Из моря поднимаются массы гранитных плит. На несколько верст тянутся они извилистой стеною. В некоторых местах они стоят отвесами, в других скалы осыпались и точно от старой, обвалившейся крепостной башни обломками легли далеко в озеро… Прибой бесится между ними, взмыливает белую пену чуть не до зубцов этих первозданных стен. Точно из тесаных камней выложен он. Века давно уничтожили цемент, скреплявший их, и каждый камень, величиною в утес, отделился от другого заметною черною щелью.
Мы плывем вдоль этих сооружений, над которыми тысячами лет работали разные плутонептунические[196]
силы. Над ними неистово разорались гагары, белые чайки реют в прозрачном воздухе над самою кипенью прибоя. Направо — такой же расколовшийся, такой же каменный остров — Дивный… Когда мы несколько повернули направо, все это развалившееся городище стало еще грандиознее.Старые сказания невольно приходили на память. Мелькали в голове картины Содома и Гоморры[197]
, побитых небесным огнем. Воображение рисовало перспективы громадного города гигантов, когда-то, десятки тысяч лет тому назад, гордо возвышавшегося здесь из бешеных волн безбрежного Нево… Неведомо за что город был затоплен ими. Не от ветхости развалился, а застигнут дивным катаклизмом[198] чего-то содрогнувшейся природы. Море залило основания этих стен, подножия дворцов; длинными проливами ворвалось оно в пустынные улицы, внутренними озерами наполнило безлюдные площади и спокойно плещется там, само давно позабыв о своей стародавней победе… На целые версты тянутся эти развалины. Ветром нанесло на их иззубренные вершины землю, а за землю уцепились корни сосен… И самые сосны эти давно уже постарели, нахмурились и наклонились со своей высоты над озером.Крики гагар, шум прибоя, отдаленный гул зеленых вершин. Мы пристаем к Железнякам.
Ветхий, седой монах идет-колышется навстречу. Глаза уже давно не щурятся на свет… Руки дрожат, ноги ходуном во все стороны.
— Кто тут?
Точно старый волшебник вышел к нам на безлюдном острове. Он так привык к непроглядному мраку черного грота в самом сердце гранитной горы, что с трудом различает вместо людей какие-то смутные тени.
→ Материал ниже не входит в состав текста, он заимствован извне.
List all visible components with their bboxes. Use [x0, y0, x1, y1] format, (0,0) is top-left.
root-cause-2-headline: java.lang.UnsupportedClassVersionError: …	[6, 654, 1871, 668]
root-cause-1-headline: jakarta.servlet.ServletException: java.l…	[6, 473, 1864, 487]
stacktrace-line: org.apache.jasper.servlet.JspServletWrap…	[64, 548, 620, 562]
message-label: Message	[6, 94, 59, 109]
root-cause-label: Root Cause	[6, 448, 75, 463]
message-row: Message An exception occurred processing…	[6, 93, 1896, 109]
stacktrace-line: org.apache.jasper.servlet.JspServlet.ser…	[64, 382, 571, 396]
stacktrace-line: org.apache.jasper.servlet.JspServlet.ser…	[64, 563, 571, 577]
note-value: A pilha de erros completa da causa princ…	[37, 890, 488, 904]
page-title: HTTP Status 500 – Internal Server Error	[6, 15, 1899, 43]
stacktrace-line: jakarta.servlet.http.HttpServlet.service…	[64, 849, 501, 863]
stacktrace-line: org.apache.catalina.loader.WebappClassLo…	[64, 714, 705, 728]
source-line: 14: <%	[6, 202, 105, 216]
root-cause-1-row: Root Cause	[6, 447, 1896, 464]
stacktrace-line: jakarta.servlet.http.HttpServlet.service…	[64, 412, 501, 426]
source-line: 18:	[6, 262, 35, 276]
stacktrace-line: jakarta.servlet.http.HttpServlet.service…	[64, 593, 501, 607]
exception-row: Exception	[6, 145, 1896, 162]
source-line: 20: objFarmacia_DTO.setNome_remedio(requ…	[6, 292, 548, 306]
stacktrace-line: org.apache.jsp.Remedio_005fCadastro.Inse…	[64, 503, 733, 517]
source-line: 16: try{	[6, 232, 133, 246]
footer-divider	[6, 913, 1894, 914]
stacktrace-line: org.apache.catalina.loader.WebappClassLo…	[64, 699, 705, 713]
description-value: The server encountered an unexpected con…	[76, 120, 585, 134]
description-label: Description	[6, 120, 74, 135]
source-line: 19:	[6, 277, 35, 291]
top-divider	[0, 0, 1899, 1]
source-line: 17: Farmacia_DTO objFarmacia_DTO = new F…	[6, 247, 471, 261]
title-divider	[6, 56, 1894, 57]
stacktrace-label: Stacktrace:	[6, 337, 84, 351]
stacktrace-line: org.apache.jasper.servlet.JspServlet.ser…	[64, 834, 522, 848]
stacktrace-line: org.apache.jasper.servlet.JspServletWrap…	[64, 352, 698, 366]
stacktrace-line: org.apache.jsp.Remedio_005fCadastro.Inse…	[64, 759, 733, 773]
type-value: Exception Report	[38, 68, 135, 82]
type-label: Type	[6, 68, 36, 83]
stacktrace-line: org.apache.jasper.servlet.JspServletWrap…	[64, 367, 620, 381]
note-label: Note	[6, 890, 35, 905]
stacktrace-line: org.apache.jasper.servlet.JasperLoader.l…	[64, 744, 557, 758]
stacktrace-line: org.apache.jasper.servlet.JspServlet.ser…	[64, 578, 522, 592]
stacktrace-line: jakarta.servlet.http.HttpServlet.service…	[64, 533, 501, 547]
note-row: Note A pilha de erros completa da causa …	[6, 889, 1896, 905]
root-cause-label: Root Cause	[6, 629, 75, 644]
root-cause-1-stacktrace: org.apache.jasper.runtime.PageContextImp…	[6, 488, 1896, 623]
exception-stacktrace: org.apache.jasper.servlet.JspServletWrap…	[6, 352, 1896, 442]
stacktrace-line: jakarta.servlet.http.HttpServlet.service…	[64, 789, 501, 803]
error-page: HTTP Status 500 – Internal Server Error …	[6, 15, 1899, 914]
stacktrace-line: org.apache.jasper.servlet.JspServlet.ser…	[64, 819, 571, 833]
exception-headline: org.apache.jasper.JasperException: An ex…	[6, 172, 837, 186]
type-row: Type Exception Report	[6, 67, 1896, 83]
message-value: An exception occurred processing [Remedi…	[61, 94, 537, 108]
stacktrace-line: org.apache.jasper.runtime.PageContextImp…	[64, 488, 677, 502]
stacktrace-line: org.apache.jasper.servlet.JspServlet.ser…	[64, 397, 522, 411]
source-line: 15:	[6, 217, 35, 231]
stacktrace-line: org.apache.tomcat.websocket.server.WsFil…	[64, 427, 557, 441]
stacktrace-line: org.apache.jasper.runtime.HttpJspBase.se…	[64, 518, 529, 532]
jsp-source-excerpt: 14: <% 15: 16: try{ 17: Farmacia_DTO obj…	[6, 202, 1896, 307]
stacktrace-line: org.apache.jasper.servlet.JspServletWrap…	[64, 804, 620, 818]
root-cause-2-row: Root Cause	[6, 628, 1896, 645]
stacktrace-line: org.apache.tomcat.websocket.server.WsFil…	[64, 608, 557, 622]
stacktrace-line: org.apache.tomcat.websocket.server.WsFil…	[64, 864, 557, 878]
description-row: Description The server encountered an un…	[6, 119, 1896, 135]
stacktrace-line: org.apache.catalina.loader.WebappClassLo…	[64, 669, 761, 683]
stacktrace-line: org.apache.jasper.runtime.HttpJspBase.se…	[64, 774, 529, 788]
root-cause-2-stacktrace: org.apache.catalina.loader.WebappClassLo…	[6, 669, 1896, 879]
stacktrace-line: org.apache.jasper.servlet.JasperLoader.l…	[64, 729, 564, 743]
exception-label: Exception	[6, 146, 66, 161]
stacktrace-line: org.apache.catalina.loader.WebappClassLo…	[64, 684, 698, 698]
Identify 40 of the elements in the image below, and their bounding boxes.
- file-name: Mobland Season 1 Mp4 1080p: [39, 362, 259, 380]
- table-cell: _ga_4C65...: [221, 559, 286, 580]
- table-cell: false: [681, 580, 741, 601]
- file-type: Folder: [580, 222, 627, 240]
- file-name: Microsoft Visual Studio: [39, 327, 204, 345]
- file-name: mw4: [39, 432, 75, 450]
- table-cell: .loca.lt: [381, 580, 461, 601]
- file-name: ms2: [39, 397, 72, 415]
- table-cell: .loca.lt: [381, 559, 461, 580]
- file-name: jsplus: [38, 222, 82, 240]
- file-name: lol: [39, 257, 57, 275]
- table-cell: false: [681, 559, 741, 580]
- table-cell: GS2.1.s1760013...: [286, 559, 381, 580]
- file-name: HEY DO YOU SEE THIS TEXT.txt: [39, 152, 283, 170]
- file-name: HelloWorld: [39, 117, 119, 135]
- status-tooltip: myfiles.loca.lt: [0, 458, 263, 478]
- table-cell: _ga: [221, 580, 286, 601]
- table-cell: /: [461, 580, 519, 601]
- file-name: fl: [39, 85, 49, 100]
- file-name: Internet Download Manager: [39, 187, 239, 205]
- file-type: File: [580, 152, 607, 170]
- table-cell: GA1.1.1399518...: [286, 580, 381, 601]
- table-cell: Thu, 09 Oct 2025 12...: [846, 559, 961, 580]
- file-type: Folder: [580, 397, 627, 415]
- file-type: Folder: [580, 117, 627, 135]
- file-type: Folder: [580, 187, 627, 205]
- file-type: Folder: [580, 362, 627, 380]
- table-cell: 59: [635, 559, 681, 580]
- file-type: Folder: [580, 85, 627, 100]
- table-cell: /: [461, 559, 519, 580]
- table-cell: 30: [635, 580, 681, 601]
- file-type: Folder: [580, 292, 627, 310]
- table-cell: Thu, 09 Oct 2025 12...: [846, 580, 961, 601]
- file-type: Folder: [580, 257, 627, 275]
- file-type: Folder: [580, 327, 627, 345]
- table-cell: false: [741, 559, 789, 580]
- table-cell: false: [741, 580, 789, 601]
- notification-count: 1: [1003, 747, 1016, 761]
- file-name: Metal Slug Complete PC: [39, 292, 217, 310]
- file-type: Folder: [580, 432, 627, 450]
И зачем тут люди?.. Они только мешают вечному торжественному таинству его уединения.
— А, отец Филимон!.. Гостя привез к вам, в Авраамиев скит!
— Гостя?.. Зачем гостя?.. Какой гость?.. Мирской?
Монах воззрился на меня, но, очевидно, ничего не рассмотрел. Пятном я ему казался. Кстати подошла другая братия. Всего живут здесь трое отшельников, среди тяжелого молчания утесов и гнетущего говора волн. Отсюда даже и судов, проходящих мимо, не видать — не плывут они этою сторонкой, — и ни один парус не серебрится под солнцем на спокойном просторе Ладоги.
— Какая тоска! — невольно вырвалось у меня.
— Пустынникам и отшельникам чудесно!
— Что ж хорошего?
— Над ними промысел Божий!.. Тут точно ты всегда в алтаре находишься. Такое чувство проникает тебя, будто и днем, и ночью пастырь незримый над тобою бескровную жертву возносит!
Золотая чаша этой бескровной жертвы[199]
не заставила себя ждать. Ярко ослепляя нас, опустилась она на западе в море, где совершалось в это время священнодействие умиравшего и приобщавшегося дня. День умирал долго, долго боролся он со смертью — голубою смертью северной ночи, пока бессильно не закрыл свои мало-помалу тускнувшие очи. Остров Дивный в сумерках выдвигался какой-то неприветною, грозною массой.— Отец Дамаскин на этот Дивный остров хотел отшельника совсем одинокого посадить!
— Что ж помешало?
— Да не созрел еще отшельник… Неоткуда снять его покуда. А хорошо!..
Тогда остров стал бы совсем могилой для живого трупа.
— Скажите, к такому отшельнику никого бы не допускали?
— Никого и никогда!
— Ну, а если б заболел?
— Что ж… Недужный, в одиночестве, тут-то он и узнает перст Божий, тут-то он и узрит Бога, заботящегося о нем или карающего его!